Printability: The treated bagasse fiber has lower tensile index and burst index with higher bulk, tear index, and opacity compared to the untreated bagasse. So, the higher bulk and opacity improves paper’s printability, while the strength properties were still acceptable when the mass removal was about 10-15%.

Viscosity: Bagasse’s viscosity is higher than regular pulp and the treated bagasse is easy to pulp and the much lower kappa number needs less bleaching.

Low Complexity: The simplicity of recovery and the lower silicon content in bagasse made the process infrastructure requirement becomes simpler and so there is no requirement for a complex and expensive recovery boiler and lime kiln.

There is a need of advanced or custom manufacturing infrastructure for bagasse kind non-wood fibers processing. Though, industries oversee the special requirements and use the same infrastructure during the season of bagasse, there is a strong scope for advancements and the un-tapped market in this area.

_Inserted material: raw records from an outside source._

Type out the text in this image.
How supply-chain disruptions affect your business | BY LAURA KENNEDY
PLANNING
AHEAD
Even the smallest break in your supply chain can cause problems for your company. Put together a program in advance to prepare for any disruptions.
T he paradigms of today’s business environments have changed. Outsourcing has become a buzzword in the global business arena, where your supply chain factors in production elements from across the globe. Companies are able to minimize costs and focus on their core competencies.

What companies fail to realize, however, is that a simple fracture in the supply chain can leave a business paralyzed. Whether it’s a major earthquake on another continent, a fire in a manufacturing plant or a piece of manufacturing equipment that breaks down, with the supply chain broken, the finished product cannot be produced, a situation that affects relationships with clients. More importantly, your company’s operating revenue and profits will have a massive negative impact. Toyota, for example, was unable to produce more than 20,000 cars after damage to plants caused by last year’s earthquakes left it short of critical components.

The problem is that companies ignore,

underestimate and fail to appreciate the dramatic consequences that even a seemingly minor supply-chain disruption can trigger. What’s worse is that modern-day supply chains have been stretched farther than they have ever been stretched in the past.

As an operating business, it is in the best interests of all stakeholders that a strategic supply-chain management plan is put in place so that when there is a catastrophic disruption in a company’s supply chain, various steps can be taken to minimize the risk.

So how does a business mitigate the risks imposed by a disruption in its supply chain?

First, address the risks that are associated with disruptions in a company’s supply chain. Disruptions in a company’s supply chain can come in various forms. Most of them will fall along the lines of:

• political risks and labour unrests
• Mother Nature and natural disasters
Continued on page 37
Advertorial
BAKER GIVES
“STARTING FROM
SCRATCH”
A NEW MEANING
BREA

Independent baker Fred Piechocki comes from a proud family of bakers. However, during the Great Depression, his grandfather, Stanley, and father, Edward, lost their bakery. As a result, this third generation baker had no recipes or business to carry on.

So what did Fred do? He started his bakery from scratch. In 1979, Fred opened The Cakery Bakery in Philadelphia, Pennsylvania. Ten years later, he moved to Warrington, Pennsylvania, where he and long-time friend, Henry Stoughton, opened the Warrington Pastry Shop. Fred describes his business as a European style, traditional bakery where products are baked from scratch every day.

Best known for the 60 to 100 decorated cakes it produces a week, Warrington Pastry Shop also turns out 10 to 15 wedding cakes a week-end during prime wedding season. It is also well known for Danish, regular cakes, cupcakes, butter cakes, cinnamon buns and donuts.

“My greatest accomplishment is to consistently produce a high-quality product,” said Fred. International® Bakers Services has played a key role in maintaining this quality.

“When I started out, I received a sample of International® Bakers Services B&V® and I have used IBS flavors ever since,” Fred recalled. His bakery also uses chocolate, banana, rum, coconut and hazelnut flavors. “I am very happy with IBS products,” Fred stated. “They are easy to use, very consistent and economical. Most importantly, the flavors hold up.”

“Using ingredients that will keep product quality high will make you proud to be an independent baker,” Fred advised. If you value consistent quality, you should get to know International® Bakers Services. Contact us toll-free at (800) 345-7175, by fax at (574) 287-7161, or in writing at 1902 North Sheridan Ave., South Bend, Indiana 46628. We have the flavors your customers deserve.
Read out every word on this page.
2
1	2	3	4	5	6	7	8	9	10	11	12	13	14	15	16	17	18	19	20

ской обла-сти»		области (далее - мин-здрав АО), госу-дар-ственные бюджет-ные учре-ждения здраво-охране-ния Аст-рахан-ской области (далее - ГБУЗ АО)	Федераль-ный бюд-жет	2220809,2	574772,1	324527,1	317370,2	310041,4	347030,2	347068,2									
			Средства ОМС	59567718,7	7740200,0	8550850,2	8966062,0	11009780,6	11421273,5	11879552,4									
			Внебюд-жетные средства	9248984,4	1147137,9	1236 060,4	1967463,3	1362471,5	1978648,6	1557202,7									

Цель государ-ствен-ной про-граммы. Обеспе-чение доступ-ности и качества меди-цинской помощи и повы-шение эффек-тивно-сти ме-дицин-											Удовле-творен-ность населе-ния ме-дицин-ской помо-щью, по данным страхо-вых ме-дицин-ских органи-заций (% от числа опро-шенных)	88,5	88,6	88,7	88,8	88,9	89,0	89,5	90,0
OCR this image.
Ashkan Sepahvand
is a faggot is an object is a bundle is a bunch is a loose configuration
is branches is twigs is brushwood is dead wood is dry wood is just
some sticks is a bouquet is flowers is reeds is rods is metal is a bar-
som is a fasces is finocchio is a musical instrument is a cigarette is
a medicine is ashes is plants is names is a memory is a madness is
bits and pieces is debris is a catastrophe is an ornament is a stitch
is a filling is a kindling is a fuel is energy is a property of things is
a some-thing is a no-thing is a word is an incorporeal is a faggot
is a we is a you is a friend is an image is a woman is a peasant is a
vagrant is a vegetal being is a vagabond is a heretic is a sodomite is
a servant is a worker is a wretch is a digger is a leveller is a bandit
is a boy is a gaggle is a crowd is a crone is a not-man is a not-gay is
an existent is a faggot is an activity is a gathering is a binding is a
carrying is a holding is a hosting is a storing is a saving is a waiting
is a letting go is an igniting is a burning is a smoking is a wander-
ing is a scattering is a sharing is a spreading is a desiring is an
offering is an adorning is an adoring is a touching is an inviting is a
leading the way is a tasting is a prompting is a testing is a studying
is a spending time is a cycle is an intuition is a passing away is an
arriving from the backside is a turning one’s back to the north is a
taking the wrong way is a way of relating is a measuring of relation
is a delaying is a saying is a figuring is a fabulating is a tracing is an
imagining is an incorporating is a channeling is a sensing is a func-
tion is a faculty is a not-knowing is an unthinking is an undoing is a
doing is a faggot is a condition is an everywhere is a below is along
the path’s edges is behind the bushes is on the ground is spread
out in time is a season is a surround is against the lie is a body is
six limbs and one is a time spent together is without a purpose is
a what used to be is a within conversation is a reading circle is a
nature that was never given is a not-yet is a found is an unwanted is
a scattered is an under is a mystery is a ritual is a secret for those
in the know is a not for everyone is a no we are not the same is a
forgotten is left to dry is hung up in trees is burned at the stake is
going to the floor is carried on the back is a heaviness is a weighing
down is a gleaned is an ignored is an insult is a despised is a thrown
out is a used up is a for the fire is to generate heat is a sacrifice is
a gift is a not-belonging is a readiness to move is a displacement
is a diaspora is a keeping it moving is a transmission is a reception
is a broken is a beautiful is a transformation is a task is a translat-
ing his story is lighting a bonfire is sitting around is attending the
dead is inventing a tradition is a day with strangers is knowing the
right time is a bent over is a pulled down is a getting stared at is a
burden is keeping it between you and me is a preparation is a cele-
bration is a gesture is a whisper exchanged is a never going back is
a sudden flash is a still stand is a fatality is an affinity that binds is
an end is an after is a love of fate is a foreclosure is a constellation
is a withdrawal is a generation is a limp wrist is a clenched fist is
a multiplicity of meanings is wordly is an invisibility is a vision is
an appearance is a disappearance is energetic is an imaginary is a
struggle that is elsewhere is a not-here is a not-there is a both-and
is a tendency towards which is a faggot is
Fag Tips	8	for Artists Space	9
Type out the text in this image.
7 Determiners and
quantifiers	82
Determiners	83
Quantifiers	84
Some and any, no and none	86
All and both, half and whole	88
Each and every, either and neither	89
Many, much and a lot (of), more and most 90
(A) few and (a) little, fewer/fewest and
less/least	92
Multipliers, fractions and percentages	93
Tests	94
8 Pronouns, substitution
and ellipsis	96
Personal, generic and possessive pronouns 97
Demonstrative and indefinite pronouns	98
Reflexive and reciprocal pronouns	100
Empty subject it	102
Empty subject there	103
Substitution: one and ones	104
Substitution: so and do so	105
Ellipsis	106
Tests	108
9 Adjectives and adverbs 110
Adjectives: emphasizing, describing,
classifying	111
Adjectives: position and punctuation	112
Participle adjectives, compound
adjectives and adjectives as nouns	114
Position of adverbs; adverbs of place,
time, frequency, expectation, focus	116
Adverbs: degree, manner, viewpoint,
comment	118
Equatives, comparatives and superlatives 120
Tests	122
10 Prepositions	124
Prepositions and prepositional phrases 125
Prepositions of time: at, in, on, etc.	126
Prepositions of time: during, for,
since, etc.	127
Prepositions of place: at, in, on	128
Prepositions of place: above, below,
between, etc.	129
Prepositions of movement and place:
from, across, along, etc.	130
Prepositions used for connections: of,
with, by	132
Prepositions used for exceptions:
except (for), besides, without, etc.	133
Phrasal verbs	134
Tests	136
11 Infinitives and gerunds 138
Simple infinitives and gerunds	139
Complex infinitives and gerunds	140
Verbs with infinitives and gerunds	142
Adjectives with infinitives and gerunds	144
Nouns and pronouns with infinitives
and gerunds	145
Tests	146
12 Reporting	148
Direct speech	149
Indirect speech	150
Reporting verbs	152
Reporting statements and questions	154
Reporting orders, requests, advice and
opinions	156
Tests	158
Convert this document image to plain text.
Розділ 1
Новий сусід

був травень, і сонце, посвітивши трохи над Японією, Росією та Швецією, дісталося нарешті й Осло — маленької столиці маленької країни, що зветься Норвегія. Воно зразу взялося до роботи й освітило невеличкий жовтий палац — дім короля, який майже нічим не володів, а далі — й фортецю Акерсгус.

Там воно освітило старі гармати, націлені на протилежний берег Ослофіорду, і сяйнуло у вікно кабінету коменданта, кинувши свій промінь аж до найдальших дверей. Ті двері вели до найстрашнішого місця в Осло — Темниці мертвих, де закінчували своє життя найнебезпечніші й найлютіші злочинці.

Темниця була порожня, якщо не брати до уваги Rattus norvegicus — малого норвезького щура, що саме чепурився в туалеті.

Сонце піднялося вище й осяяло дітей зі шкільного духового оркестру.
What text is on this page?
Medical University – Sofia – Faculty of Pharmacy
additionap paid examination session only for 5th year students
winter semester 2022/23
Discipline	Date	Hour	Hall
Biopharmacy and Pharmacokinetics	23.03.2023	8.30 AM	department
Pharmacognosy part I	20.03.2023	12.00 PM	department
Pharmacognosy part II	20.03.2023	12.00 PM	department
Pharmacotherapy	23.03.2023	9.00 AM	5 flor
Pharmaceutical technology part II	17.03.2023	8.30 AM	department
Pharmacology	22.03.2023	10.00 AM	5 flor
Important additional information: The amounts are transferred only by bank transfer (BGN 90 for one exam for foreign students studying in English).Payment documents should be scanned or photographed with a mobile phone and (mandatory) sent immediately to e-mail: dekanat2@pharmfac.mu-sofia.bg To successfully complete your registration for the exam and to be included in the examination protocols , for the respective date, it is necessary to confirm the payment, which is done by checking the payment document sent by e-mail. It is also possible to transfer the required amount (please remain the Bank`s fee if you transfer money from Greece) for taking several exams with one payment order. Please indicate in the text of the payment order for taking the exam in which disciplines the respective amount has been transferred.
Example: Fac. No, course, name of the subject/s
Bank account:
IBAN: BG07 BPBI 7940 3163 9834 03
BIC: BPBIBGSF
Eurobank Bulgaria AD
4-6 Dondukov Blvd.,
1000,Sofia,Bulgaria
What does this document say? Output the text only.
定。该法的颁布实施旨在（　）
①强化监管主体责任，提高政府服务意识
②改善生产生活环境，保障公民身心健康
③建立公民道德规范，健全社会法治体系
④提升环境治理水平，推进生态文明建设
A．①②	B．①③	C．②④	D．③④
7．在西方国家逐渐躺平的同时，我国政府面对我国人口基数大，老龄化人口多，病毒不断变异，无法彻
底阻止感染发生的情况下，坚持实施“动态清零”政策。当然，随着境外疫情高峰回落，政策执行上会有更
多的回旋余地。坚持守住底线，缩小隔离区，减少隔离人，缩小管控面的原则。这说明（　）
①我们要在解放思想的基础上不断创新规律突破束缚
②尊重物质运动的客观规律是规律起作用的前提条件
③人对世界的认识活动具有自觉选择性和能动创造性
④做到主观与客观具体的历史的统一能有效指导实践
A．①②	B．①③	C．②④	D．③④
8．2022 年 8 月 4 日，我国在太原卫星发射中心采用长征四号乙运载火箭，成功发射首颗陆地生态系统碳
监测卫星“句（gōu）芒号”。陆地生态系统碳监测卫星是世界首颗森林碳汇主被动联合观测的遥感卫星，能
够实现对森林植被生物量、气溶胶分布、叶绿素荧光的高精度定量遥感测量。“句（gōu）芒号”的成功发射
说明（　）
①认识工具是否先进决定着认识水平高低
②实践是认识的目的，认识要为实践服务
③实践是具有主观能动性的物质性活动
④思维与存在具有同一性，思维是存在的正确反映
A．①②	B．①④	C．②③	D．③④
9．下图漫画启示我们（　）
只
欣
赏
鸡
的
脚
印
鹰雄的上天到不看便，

Advanced or Custom Manufacturing Infrastructure
The special requirements for bagasse processing mainly stand at various stages and purposes. Many companies are equipped with machinery that can be used for bagasse and other non-wood fibers.

Vincent Corporation, Florida has been active since many decades in the area of fish processing and conversion of forage crops and sugar cane bagasse. Its advanced technology is able to keep the manufacturing on all through the year, by using wood as well as non-wood fibers.

Voith GmbH has started world’s most modern bagasse paper mill that has been running successfully. It has been producing a high quality graphic paper from bagasse, which is a very difficult raw material to prepare and process. Voith Paper is recognized as a comprehensive supplier worldwide of this technology that covers both stock preparation and paper machinery. The reference plants using the same technology for bagasse furnish are operating in India, Indonesia, Bangladesh, Iraq and Pakistan.

On a Voith Paper line, the Tamil Nadu Newsprint and Papers Ltd. have been commercially producing newsprint from bagasse in India since 1996. In the history of newsprint production, this was the first time that 100% bagasse had ever been used as raw material. Since the starting of Quena project, the full advantage of the experience was gained in India.
Other features to be focused are...

Storage Techniques: Special storage equipment and techniques are required to make the processed and non-processed bagasse available during the non-season. In order to decrease the disadvantage of seasonality feature and maintain a constant production a large storage capacity must be developed. However, the challenge still lies in managing the storage of bagasse because of its high in volume and low in density when compared with wood. The circumstances that need to be taken in control vary from individual site and the receiving site.

Machines need to be intelligent enough to work with wood as well as non wood fibres to avoid the loss during the processing of non wood fibres. This bioprocess resulted in a 50% saving in energy consumption required for paper pulp refining, compared with that recorded for refining pulp from bagasse not biologically treated. Another benefit came in the form of a 35% improvement in the paper’s mechanical characteristics (tensile strength and tear resistance) without appreciable loss of material. As the traditional pulp resources exhausts, the more demand rises for non-wood fibres.